Activists also dispute how much of a safeguard "the system" provides against wrongful executions, pointing out the inmates recently saved from Illinois' death row were not rescued following a new trial.

"These executions were not stopped by the judicial system but by families, volunteers and college students [who examined the cases]," Warner told the assembled activists.

"When people have to push and cajole the system to come to its senses, that system is broken," Warner added.

Heleringer says the problem is many of these issues are discussed in the abstract - abortions and executions are conducted out of the public eye.

There needs to be a dramatic illustration of what's at stake to rouse people from their complacency, Heleringer said

"If we were to publicly - on prime time TV - execute someone and perform a late-term abortion where the baby is minutes from birth, it would galvanize American opinion against both practices," Heleringer suggested.

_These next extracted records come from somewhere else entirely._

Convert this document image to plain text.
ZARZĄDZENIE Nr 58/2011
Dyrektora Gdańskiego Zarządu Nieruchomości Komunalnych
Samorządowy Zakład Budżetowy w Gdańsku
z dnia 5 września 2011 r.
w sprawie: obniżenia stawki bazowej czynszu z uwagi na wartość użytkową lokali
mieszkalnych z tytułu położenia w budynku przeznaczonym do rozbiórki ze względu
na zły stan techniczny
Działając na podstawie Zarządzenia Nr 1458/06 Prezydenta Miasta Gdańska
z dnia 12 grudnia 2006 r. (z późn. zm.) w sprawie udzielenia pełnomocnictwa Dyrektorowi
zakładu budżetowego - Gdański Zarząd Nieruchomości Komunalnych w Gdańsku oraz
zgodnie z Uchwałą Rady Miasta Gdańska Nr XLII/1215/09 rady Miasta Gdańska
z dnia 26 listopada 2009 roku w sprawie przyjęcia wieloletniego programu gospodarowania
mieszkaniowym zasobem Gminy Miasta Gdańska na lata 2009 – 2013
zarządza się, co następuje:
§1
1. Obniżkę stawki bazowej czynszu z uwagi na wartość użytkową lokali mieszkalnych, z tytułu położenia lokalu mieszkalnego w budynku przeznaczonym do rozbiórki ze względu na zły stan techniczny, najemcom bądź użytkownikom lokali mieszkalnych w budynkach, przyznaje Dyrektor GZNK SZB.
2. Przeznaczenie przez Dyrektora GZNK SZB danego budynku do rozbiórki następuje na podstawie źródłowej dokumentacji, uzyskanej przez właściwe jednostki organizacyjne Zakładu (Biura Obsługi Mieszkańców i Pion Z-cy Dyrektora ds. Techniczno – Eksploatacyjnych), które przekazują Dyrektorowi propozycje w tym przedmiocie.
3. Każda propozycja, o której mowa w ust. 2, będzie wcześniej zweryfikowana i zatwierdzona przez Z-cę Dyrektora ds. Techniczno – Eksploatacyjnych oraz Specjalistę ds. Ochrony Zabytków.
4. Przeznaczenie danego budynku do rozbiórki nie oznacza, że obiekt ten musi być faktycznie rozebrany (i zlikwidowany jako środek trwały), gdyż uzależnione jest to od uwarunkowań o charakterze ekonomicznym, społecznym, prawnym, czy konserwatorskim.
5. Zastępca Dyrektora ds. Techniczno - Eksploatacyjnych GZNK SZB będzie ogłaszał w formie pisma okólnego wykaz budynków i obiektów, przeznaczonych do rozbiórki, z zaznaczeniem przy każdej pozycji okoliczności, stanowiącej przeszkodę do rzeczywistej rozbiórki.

Wayne agreed there needs to be a grassroots effort to build an across-the-board consensus endorsing life. He identifies the pope's statements as key to this effort.

"Since the pope has come out so strongly, a lot of Catholic groups are moving [that way]," Wayne said.

If Catholics in Louisville are mobilized, they can help change the minds of conservative Catholics found in Northern Kentucky, Wayne said.

With strong bases in those parts of the state, Wayne envisions the movement gathering the liberals and moderates found throughout the rest of Kentucky.

"It can be done," Wayne said.

But before all that can happen, there will be a lot of grunt work at the grassroots level, activists say.

Among the public events planned by the Kentucky Coalition to Abolish the Death Penalty will be another rally November 30.

Abolition 2000, a campaign drawing support from religious and social justice groups, is also seeking recruits.